“Pathétique” : comment j’ai espionné mon ancienne amie
Après une rupture amicale, cette journaliste du “Sydney Morning Herald” raconte comment, à l’aide d’un faux compte, elle a “stalké” son ancienne amie sur les réseaux sociaux. Jusqu’à ce que cette dernière la bloque..
Une journaliste australienne, Becky (nom modifié), raconte dans le Sydney Morning Herald comment elle a surveillé secrètement son ancienne amie sur les réseaux sociaux après leur rupture amicale. Cette surveillance, qu’elle qualifie de pathétique, s’est faite via un faux compte Instagram créé spécialement pour l’occasion. L’auteure décrit une habitude compulsive : déverrouiller son téléphone, ouvrir Instagram et rechercher le profil de son ex-amie, comme une action automatique, presque inconsciente. Elle ressentait une forme d’adrénaline à chaque fois qu’elle voyait sa photo de profil, avant de réaliser l’absurdité de son comportement. Ce phénomène illustre l’impact des réseaux sociaux sur les relations humaines, où la frontière entre curiosité et intrusion devient floue.
Un jour, Becky ne trouve plus le profil de son ancienne amie sur Instagram. Après avoir vérifié depuis un autre compte, plus ancien et rarement utilisé, elle découvre que son ex-amie l’a bloquée. Ce blocage s’applique à la fois à son compte principal et au faux compte qu’elle avait créé pour espionner. La journaliste ressent alors un mélange de honte et de gêne, réalisant que son ancienne amie a probablement deviné l’identité de la personne derrière ce compte anonyme. Cet épisode marque la fin de sa surveillance, mais aussi une prise de conscience sur les limites à ne pas franchir dans les relations, même après une rupture.
La rupture amicale entre Becky et son ancienne amie s’inscrit dans un contexte particulier : la pandémie de Covid-19. Les circonstances de cette période, marquée par l’isolement et les tensions, ont accéléré la dégradation de leur amitié, qui avait pourtant débuté sous les meilleurs auspices. Leur passion commune pour l’équitation avait initialement créé un lien fort, mais les contraintes sanitaires et les incompréhensions ont fini par creuser un fossé entre elles. Cet article met en lumière comment les crises personnelles, amplifiées par des contextes externes comme une pandémie, peuvent transformer des relations positives en conflits durables.

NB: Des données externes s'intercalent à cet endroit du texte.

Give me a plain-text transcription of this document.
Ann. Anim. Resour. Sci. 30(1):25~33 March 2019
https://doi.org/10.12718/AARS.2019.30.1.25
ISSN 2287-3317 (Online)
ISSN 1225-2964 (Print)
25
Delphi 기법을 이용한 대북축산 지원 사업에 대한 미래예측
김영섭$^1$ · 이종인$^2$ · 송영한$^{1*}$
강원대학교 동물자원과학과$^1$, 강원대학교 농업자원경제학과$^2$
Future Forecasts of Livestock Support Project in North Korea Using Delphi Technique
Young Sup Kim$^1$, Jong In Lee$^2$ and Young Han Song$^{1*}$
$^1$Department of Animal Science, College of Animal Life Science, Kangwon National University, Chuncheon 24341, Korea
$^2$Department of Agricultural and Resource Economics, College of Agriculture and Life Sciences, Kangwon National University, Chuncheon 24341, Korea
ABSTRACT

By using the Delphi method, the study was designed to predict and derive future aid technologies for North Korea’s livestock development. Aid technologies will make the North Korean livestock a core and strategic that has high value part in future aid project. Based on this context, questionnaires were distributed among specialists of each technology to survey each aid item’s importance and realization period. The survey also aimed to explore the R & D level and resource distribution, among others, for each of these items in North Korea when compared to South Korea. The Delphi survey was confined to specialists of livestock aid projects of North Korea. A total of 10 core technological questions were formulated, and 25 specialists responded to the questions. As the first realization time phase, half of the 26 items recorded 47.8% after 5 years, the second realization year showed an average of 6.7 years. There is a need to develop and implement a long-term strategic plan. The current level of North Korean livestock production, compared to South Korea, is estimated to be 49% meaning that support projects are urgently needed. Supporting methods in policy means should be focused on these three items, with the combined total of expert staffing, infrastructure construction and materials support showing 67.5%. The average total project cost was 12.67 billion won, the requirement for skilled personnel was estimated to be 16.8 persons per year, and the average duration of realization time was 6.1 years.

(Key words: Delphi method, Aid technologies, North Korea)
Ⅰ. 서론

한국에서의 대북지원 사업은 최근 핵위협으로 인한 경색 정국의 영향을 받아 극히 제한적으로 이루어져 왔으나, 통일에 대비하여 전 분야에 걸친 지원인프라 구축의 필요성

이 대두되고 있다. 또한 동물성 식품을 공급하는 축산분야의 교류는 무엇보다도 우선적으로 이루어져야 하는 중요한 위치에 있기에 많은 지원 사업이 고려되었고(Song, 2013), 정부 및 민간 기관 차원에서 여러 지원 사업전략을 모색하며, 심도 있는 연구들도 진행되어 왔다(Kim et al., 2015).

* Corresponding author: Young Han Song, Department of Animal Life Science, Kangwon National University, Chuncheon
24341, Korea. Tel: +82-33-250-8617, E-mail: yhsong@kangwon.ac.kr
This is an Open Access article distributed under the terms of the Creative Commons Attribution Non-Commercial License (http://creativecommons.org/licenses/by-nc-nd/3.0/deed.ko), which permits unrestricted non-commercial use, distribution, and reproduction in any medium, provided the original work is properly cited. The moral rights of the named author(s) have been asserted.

L’auteure décrit son comportement comme une habitude paresseuse, une routine compulsive qui s’est installée sans qu’elle en prenne conscience. Elle compare cette surveillance à une forme d’addiction, où le cerveau agit de manière automatique, comme si les doigts se déplaçaient seuls vers l’application. Ce phénomène n’est pas isolé : les réseaux sociaux, conçus pour capter l’attention, exploitent des mécanismes psychologiques similaires à ceux des jeux d’argent ou des substances addictives. L’article souligne ainsi le rôle des plateformes numériques dans la création de comportements compulsifs, même dans des contextes personnels comme les relations amicales.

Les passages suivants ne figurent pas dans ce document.